La preocupación por la situación que viven los ganaderos se extiende también al colectivo ecologista. Al menos así lo reconoce Luis Suárez, de WWF España, quien afirma que “no son los ganaderos los que deben pagar la conservación de la especie” y afirma que el lobo sí puede ser compatible con el ganado; pero para ello marca como imprescindibles determinadas actuaciones.

La base de estas medidas está en no incidir tanto en el control de la especie, a través del abatimiento de ejemplares, y sí en trabajar medidas de prevención como perros guardianes, cerramientos o pastores eléctricos. WWF asegura que en 2010 en Castilla y León se repartieron tan sólo 14 mastines a pesar de que la ONG apunta que se trata de una de las medidas más eficaces que se conocen, y tan sólo 27 beneficiarios recibieron algún tipo de ayuda para medidas de prevención.

También consideran necesaria la aprobación definitiva de la norma que permita el uso de muladares tradicionales y el abandono de cadáveres de reses en el campo, algo que desde WWF apuntan como fundamental para aportar recursos alimenticios a muchas especies.

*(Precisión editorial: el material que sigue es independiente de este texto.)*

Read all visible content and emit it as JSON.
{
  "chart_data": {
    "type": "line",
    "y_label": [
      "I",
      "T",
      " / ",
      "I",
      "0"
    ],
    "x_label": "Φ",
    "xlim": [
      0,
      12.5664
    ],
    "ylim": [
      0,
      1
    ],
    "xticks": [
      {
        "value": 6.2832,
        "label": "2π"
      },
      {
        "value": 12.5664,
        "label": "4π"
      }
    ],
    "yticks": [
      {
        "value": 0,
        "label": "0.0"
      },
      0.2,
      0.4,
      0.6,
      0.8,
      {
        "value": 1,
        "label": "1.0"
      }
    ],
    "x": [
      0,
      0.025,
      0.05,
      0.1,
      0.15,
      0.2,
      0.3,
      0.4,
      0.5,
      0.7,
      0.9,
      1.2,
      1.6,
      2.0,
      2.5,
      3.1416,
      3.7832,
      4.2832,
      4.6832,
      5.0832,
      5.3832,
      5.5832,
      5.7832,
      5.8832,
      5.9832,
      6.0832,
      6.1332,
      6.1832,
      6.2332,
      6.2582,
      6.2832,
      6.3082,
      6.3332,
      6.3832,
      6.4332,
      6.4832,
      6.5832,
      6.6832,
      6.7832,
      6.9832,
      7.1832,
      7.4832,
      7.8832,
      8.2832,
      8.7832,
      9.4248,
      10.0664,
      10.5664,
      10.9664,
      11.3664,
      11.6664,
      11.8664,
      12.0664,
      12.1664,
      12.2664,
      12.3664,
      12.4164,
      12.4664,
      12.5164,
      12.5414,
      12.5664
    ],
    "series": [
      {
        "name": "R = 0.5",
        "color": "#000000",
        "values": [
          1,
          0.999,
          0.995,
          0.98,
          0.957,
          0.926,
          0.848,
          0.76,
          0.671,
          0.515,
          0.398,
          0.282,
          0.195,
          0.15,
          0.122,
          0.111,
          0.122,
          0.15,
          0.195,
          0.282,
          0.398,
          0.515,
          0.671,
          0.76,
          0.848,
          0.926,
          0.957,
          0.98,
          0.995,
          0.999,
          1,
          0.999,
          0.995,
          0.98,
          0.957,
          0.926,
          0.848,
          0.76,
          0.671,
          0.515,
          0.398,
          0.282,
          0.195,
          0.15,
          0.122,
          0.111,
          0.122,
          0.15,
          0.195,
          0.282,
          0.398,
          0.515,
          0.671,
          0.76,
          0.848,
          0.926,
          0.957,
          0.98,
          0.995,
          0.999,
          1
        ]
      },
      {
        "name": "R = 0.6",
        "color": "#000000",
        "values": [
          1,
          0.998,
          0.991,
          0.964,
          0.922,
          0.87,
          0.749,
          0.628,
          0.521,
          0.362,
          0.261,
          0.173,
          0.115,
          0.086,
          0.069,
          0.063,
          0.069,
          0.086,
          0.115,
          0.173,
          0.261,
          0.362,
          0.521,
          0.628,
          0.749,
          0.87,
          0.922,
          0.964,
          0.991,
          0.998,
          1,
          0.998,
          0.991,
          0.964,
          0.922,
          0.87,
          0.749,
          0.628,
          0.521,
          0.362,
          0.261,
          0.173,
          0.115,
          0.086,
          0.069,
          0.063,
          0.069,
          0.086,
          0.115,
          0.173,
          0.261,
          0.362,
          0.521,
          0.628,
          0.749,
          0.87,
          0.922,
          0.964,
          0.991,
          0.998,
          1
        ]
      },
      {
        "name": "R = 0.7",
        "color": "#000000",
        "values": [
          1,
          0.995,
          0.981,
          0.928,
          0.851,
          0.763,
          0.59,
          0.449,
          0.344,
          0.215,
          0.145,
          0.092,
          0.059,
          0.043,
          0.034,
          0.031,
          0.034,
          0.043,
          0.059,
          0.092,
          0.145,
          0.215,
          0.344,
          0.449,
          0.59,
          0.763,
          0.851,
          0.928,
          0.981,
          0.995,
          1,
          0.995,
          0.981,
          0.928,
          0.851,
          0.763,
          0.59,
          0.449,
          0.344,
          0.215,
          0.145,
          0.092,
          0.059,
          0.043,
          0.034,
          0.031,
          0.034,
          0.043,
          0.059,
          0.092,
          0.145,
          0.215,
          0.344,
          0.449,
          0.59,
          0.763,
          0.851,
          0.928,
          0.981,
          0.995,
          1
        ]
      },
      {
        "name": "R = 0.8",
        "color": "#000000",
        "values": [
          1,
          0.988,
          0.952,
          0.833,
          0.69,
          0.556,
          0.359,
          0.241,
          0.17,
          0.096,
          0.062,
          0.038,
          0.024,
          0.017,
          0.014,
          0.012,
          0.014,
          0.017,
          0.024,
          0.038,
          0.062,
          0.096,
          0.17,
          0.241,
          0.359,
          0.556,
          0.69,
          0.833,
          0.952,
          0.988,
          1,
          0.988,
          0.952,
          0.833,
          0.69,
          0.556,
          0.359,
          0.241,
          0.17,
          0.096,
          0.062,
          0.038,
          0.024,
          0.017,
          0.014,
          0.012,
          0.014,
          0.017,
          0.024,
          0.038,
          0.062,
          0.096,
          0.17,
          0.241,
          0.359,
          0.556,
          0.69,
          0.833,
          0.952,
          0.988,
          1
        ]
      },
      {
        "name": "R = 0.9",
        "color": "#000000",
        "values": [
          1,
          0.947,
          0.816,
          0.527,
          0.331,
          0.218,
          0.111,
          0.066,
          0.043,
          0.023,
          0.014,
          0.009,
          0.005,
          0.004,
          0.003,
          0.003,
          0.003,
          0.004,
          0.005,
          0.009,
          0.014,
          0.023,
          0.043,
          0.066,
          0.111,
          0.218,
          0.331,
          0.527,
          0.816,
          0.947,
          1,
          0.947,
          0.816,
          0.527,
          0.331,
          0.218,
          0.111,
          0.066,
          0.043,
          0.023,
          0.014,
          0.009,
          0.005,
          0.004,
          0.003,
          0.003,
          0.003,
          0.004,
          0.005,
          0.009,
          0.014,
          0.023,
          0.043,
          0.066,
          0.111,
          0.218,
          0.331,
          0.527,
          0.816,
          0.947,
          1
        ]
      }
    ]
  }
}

Sin embargo, ninguna de estas propuestas convence a los ganaderos que sufren la presión del lobo y que insisten en que la única solución pasa por el control de la especie, especialmente en las zonas más conflictivas de la comunidad: las sierras de Ávila, Zamora, Segovia y Burgos, donde la abundancia de lobos, según Julio López, se suma a la existencia de poca especie silvestre de la que puedan alimentarse.
Tampoco convencen a los ganaderos medidas como los cerramientos, ya que en palabras del secretario regional de UPA “no se pueden poner vallas al campo” y el pasto del ganado resulta beneficioso por tres motivos. Ayuda a la actividad económica del ganadero, contribuye a fijar población y es también una medida medioambiental de cara a la prevención de incendios. Por ello, la conclusión ante el conflicto no varía, “donde hay ganadería extensiva, no puede haber lobos”, sentencia López.

Precisamente en este punto, en las dificultades que atraviesa el ganado extensivo, inciden desde WWF. Luis Suárez mantiene que este tipo de ganadería adolece de muchos problemas de supervivencia entre los que el lobo podría ser “la guinda de ese pastel”. Por eso, considera que hay un trabajo a medio y largo plazo que acometer respecto a este tipo de ganado, de la misma manera que la Administración debe mejorar en eficacia y velocidad los pagos por daños.